By Chad Karnes
Wall Street analysts’ votes are in. The S&P 500 will end the year around 1,952. Put your money in an index fund, sit back, and take in 6% this year. Easy, right?
If only investing were so simple. History shows us time and time again that there are good times to invest and bad times too. How can we distinguish between the two?
No Bears Among ‘Em
According to a MarketWatch survey of those ten Wall Street banks, on the high side J.P. Morgan (NYSE:JPM) sees the S&P at 2,075, a 12% potential gain by year end. On the low end of the estimates, Deutsche Bank (NYSE:DB) sees 1,850, a flat return from the recent close.
Almost every analyst has a different end of the year target price, but one thing they all have in common – in a sure sign of groupthink - is the expectation of higher market in 2014.
The chart below shows one of those Wall Street Bank’s estimates through time. Goldman Sachs (NYSE:GS) sees the S&P (NYSEARCA:SPY) at 1,900 by the end of the year and up to 2,100 by 2015 on the back of expected earnings growth.
But looking at the chart, one thing stands out. Like most market participants, Goldman’s price targets have lagged the market’s movements. They were bullish at the market’s peak in 2007 and bearish at the market’s bottom in 2009.
When the market is rising such as the mid-2000s and today, the bank keeps raising its estimates. At the market’s peak at 1,575 in 2007, Goldman expected a continued advance over 1,650. Then, when the markets fell 20% the bank finally reflected reality in their estimates, lowering them in 2008 as the market moved lower.
When the markets bottomed in March 2009, Goldman thought prices were going to continue lower, which they of course didn’t. They played catch up with their estimates throughout all of 2009 as the market rallied.
This is shown by the black line on the graph as their estimates are more a reflection of the past and recency bias than they are of the future, especially at key market turning points.
A Market that is Complacent is one that is Dangerous
Analysts use a lot of different data and tools to come up with estimates, expectations, etc. to balance risk and return expectations. For instance, although the analysts quoted above all expect the markets (NASDAQ:XIV) to end higher by next year, they also expect a “normal” 10% pullback at some point during the year, primarily because statistically it is long overdue.

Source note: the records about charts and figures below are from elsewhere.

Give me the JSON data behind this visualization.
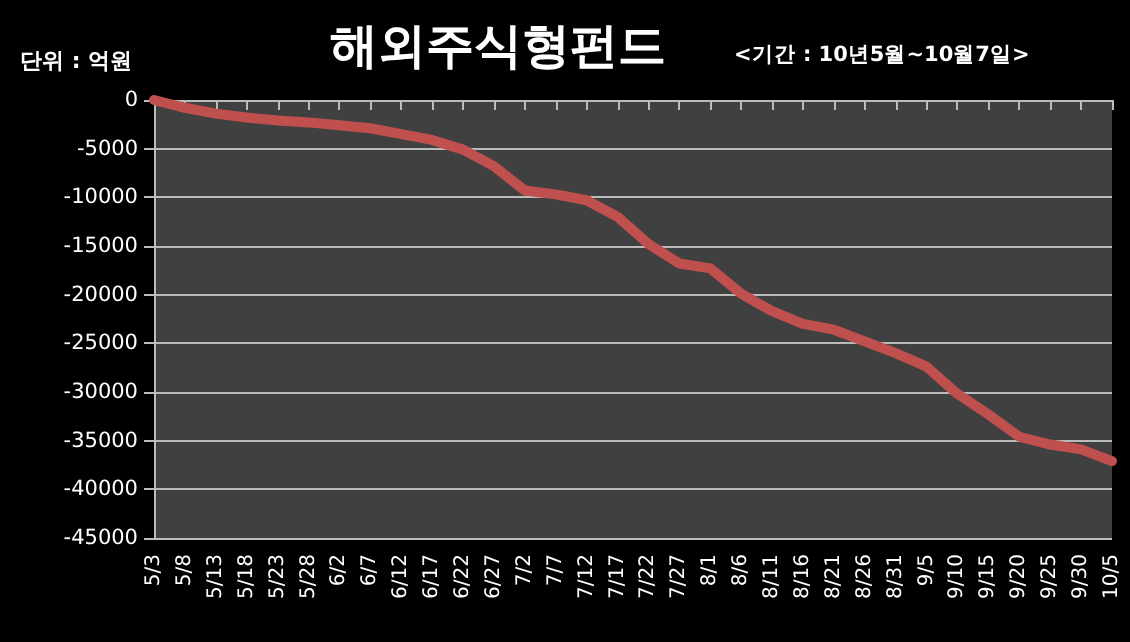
{
  "chart_data": {
    "type": "line",
    "title": "해외주식형펀드",
    "subtitle": "<기간 : 10년5월~10월7일>",
    "ylabel": "단위 : 억원",
    "categories": [
      "5/3",
      "5/8",
      "5/13",
      "5/18",
      "5/23",
      "5/28",
      "6/2",
      "6/7",
      "6/12",
      "6/17",
      "6/22",
      "6/27",
      "7/2",
      "7/7",
      "7/12",
      "7/17",
      "7/22",
      "7/27",
      "8/1",
      "8/6",
      "8/11",
      "8/16",
      "8/21",
      "8/26",
      "8/31",
      "9/5",
      "9/10",
      "9/15",
      "9/20",
      "9/25",
      "9/30",
      "10/5"
    ],
    "series": [
      {
        "color": "#c0504d",
        "values": [
          0,
          -800,
          -1400,
          -1800,
          -2100,
          -2300,
          -2600,
          -2900,
          -3500,
          -4100,
          -5100,
          -6800,
          -9300,
          -9700,
          -10300,
          -12000,
          -14800,
          -16800,
          -17300,
          -19900,
          -21700,
          -23000,
          -23600,
          -24800,
          -26000,
          -27400,
          -30200,
          -32300,
          -34600,
          -35400,
          -35900,
          -37100
        ]
      }
    ],
    "ylim": [
      -45000,
      0
    ],
    "yticks": [
      0,
      -5000,
      -10000,
      -15000,
      -20000,
      -25000,
      -30000,
      -35000,
      -40000,
      -45000
    ],
    "grid": "y",
    "marker": "none",
    "line_style": "solid"
  }
}
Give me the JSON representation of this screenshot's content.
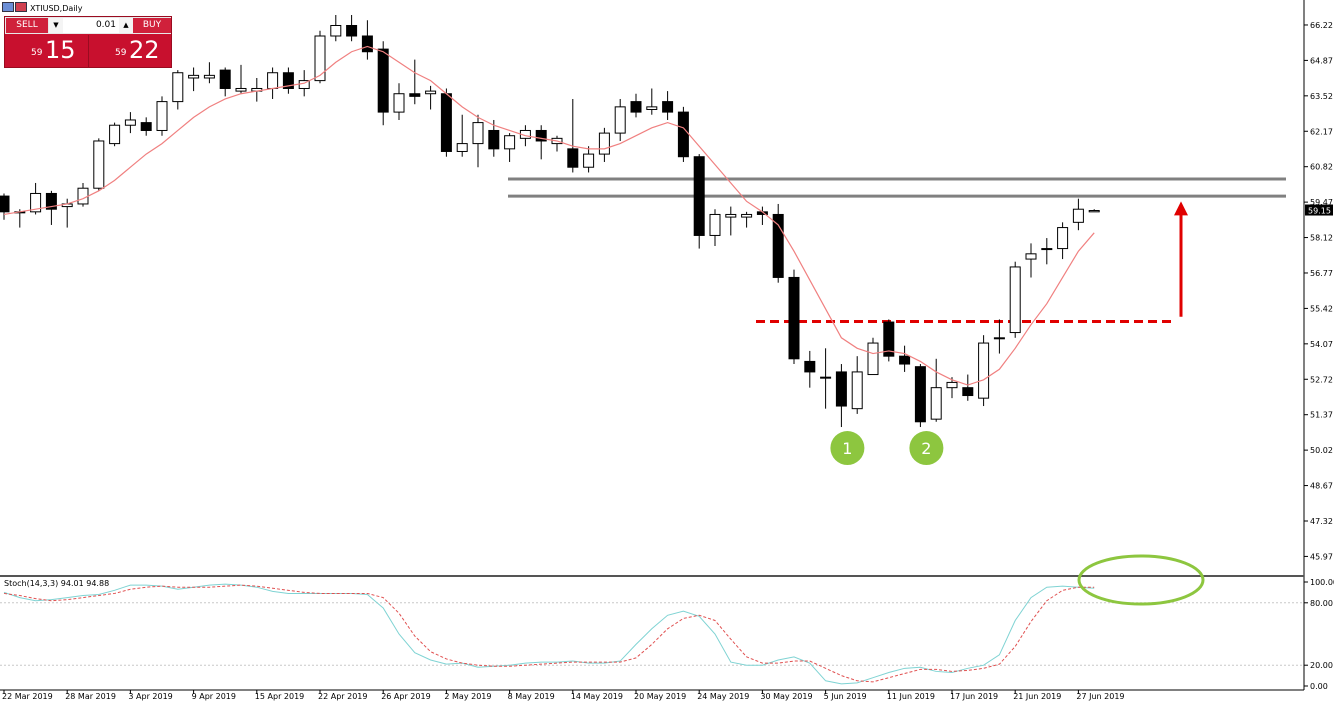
{
  "window": {
    "title": "XTIUSD,Daily"
  },
  "trade_panel": {
    "sell_label": "SELL",
    "buy_label": "BUY",
    "lot_value": "0.01",
    "sell_price_prefix": "59",
    "sell_price_big": "15",
    "buy_price_prefix": "59",
    "buy_price_big": "22"
  },
  "indicator": {
    "label": "Stoch(14,3,3) 94.01 94.88"
  },
  "colors": {
    "bull_candle": "#ffffff",
    "bear_candle": "#000000",
    "ma_line": "#f08080",
    "stoch_main": "#7fd3d3",
    "stoch_signal": "#e05050",
    "resistance": "#808080",
    "neckline": "#e00000",
    "arrow": "#e00000",
    "marker": "#8dc63f",
    "highlight_ellipse": "#8dc63f"
  },
  "chart_data": {
    "type": "candlestick",
    "symbol": "XTIUSD",
    "timeframe": "Daily",
    "ylim": [
      45.3,
      66.6
    ],
    "y_ticks": [
      "66.22",
      "64.87",
      "63.52",
      "62.17",
      "60.82",
      "59.47",
      "58.12",
      "56.77",
      "55.42",
      "54.07",
      "52.72",
      "51.37",
      "50.02",
      "48.67",
      "47.32",
      "45.97"
    ],
    "current_price_label": "59.15",
    "current_price": 59.15,
    "x_ticks": [
      "22 Mar 2019",
      "28 Mar 2019",
      "3 Apr 2019",
      "9 Apr 2019",
      "15 Apr 2019",
      "22 Apr 2019",
      "26 Apr 2019",
      "2 May 2019",
      "8 May 2019",
      "14 May 2019",
      "20 May 2019",
      "24 May 2019",
      "30 May 2019",
      "5 Jun 2019",
      "11 Jun 2019",
      "17 Jun 2019",
      "21 Jun 2019",
      "27 Jun 2019"
    ],
    "x_tick_index": [
      0,
      4,
      8,
      12,
      16,
      20,
      24,
      28,
      32,
      36,
      40,
      44,
      48,
      52,
      56,
      60,
      64,
      68
    ],
    "candles": [
      [
        59.7,
        59.1,
        59.8,
        58.8
      ],
      [
        59.1,
        59.1,
        59.2,
        58.5
      ],
      [
        59.1,
        59.8,
        60.2,
        59.0
      ],
      [
        59.8,
        59.2,
        59.9,
        58.6
      ],
      [
        59.3,
        59.4,
        59.6,
        58.5
      ],
      [
        59.4,
        60.0,
        60.2,
        59.3
      ],
      [
        60.0,
        61.8,
        61.9,
        59.9
      ],
      [
        61.7,
        62.4,
        62.5,
        61.6
      ],
      [
        62.4,
        62.6,
        62.9,
        62.1
      ],
      [
        62.5,
        62.2,
        62.7,
        62.0
      ],
      [
        62.2,
        63.3,
        63.5,
        62.0
      ],
      [
        63.3,
        64.4,
        64.5,
        63.0
      ],
      [
        64.2,
        64.3,
        64.6,
        63.7
      ],
      [
        64.2,
        64.3,
        64.8,
        64.0
      ],
      [
        64.5,
        63.8,
        64.6,
        63.5
      ],
      [
        63.7,
        63.8,
        64.7,
        63.6
      ],
      [
        63.7,
        63.8,
        64.2,
        63.3
      ],
      [
        63.8,
        64.4,
        64.6,
        63.4
      ],
      [
        64.4,
        63.8,
        64.6,
        63.6
      ],
      [
        63.8,
        64.1,
        64.5,
        63.5
      ],
      [
        64.1,
        65.8,
        66.0,
        64.0
      ],
      [
        65.8,
        66.2,
        66.6,
        65.6
      ],
      [
        66.2,
        65.8,
        66.6,
        65.6
      ],
      [
        65.8,
        65.2,
        66.4,
        64.9
      ],
      [
        65.3,
        62.9,
        65.6,
        62.4
      ],
      [
        62.9,
        63.6,
        64.0,
        62.6
      ],
      [
        63.6,
        63.5,
        64.9,
        63.2
      ],
      [
        63.6,
        63.7,
        63.9,
        63.0
      ],
      [
        63.6,
        61.4,
        63.8,
        61.2
      ],
      [
        61.4,
        61.7,
        62.8,
        61.2
      ],
      [
        61.7,
        62.5,
        62.8,
        60.8
      ],
      [
        62.2,
        61.5,
        62.6,
        61.2
      ],
      [
        61.5,
        62.0,
        62.1,
        61.0
      ],
      [
        61.9,
        62.2,
        62.4,
        61.6
      ],
      [
        62.2,
        61.8,
        62.4,
        61.1
      ],
      [
        61.7,
        61.9,
        62.0,
        61.4
      ],
      [
        61.5,
        60.8,
        63.4,
        60.6
      ],
      [
        60.8,
        61.3,
        61.6,
        60.6
      ],
      [
        61.3,
        62.1,
        62.3,
        61.0
      ],
      [
        62.1,
        63.1,
        63.4,
        61.8
      ],
      [
        63.3,
        62.9,
        63.6,
        62.7
      ],
      [
        63.0,
        63.1,
        63.8,
        62.8
      ],
      [
        63.3,
        62.9,
        63.7,
        62.6
      ],
      [
        62.9,
        61.2,
        63.1,
        61.0
      ],
      [
        61.2,
        58.2,
        61.3,
        57.7
      ],
      [
        58.2,
        59.0,
        59.2,
        57.8
      ],
      [
        58.9,
        59.0,
        59.3,
        58.2
      ],
      [
        58.9,
        59.0,
        59.1,
        58.5
      ],
      [
        59.1,
        59.0,
        59.3,
        58.6
      ],
      [
        59.0,
        56.6,
        59.4,
        56.4
      ],
      [
        56.6,
        53.5,
        56.9,
        53.3
      ],
      [
        53.4,
        53.0,
        53.8,
        52.4
      ],
      [
        52.8,
        52.8,
        53.9,
        51.6
      ],
      [
        53.0,
        51.7,
        53.3,
        50.9
      ],
      [
        51.6,
        53.0,
        53.6,
        51.4
      ],
      [
        52.9,
        54.1,
        54.3,
        52.9
      ],
      [
        54.9,
        53.6,
        55.0,
        53.4
      ],
      [
        53.6,
        53.3,
        54.0,
        53.0
      ],
      [
        53.2,
        51.1,
        53.3,
        50.9
      ],
      [
        51.2,
        52.4,
        53.5,
        51.1
      ],
      [
        52.4,
        52.6,
        52.8,
        52.0
      ],
      [
        52.4,
        52.1,
        52.9,
        51.9
      ],
      [
        52.0,
        54.1,
        54.4,
        51.7
      ],
      [
        54.3,
        54.3,
        55.0,
        53.7
      ],
      [
        54.5,
        57.0,
        57.2,
        54.3
      ],
      [
        57.3,
        57.5,
        57.9,
        56.6
      ],
      [
        57.7,
        57.7,
        58.1,
        57.1
      ],
      [
        57.7,
        58.5,
        58.7,
        57.3
      ],
      [
        58.7,
        59.2,
        59.6,
        58.4
      ],
      [
        59.1,
        59.15,
        59.2,
        59.1
      ]
    ],
    "moving_average": [
      59.0,
      59.1,
      59.2,
      59.3,
      59.4,
      59.6,
      59.9,
      60.3,
      60.8,
      61.3,
      61.7,
      62.2,
      62.7,
      63.1,
      63.4,
      63.6,
      63.7,
      63.8,
      63.9,
      64.0,
      64.3,
      64.8,
      65.2,
      65.4,
      65.2,
      64.8,
      64.4,
      64.1,
      63.6,
      63.1,
      62.7,
      62.4,
      62.2,
      62.0,
      61.9,
      61.8,
      61.6,
      61.5,
      61.5,
      61.7,
      62.0,
      62.3,
      62.5,
      62.3,
      61.6,
      60.9,
      60.2,
      59.5,
      59.1,
      58.6,
      57.6,
      56.5,
      55.4,
      54.3,
      53.9,
      53.7,
      53.8,
      53.7,
      53.4,
      53.0,
      52.7,
      52.5,
      52.7,
      53.1,
      53.9,
      54.8,
      55.6,
      56.6,
      57.6,
      58.3
    ],
    "resistance_levels": [
      60.35,
      59.7
    ],
    "neckline_level": 54.92,
    "markers": [
      {
        "label": "1",
        "index": 53,
        "price": 50.1
      },
      {
        "label": "2",
        "index": 58,
        "price": 50.1
      }
    ],
    "stochastic": {
      "name": "Stoch(14,3,3)",
      "main_value": "94.01",
      "signal_value": "94.88",
      "ylim": [
        0,
        100
      ],
      "y_ticks": [
        "100.00",
        "80.00",
        "20.00",
        "0.00"
      ],
      "levels": [
        80,
        20
      ],
      "main": [
        90,
        85,
        82,
        83,
        85,
        87,
        88,
        92,
        97,
        97,
        96,
        93,
        95,
        97,
        98,
        97,
        95,
        91,
        89,
        89,
        89,
        89,
        89,
        88,
        75,
        50,
        32,
        25,
        21,
        22,
        18,
        19,
        20,
        22,
        23,
        23,
        24,
        22,
        22,
        24,
        40,
        55,
        68,
        72,
        67,
        50,
        23,
        20,
        20,
        25,
        28,
        22,
        5,
        2,
        3,
        8,
        13,
        17,
        18,
        14,
        13,
        17,
        20,
        30,
        63,
        85,
        95,
        96,
        95,
        94
      ],
      "signal": [
        89,
        87,
        84,
        82,
        83,
        85,
        87,
        89,
        93,
        95,
        96,
        95,
        95,
        95,
        96,
        97,
        96,
        94,
        92,
        90,
        89,
        89,
        89,
        89,
        85,
        70,
        48,
        33,
        26,
        22,
        20,
        19,
        19,
        20,
        21,
        22,
        23,
        23,
        23,
        23,
        27,
        40,
        55,
        65,
        68,
        63,
        45,
        28,
        22,
        22,
        24,
        24,
        17,
        10,
        5,
        4,
        8,
        12,
        16,
        16,
        14,
        15,
        17,
        21,
        38,
        62,
        82,
        92,
        95,
        95
      ]
    }
  }
}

If this is true, though, why not wait until that 10% pullback occurs before putting your money in the market? Wouldn't your reward potential would be over 16% instead of the 6% implied by their current estimates?
But when is the 10% pullback going to occur?
The chart below shows a tool I am using that other analysts likely aren’t or are choosing to ignore because it doesn’t support their conflicted interests of a rising market (NYSEARCA:SSO).
The chart below suggests conditions are ripe now for such a large pullback.
In an article I wrote on 1/13 just before the market fell 6% last month entitled “Rough Road Ahead for an Overly Bullish Stock Market”, I pointed to the above chart along with a few other indicators that were warning of extreme complacency in the market.
As can be seen, even though it is now one month later and the market has already recovered the 6% pullback last month, complacency still sits near all-time highs as the number of investors actually expecting a market decline (measured by those who own put options compared to call options) still resides at six year lows.
The chart shows that when this ratio bottoms (historically around 80% the number of puts to the number of calls) the market (NYSEARCA:SDS) has its largest pullbacks. After all when everyone is bullish, there are fewer bulls left to continue to push the market higher as well as less people to sell to. Eventually bulls dry up and price must decline to attract them again.
When this ratio spikes higher, it has identified the better opportunities to go long. But right now this indicator suggests investors are far from that opportunity.
Are you still sure buying stocks at these levels is the right course?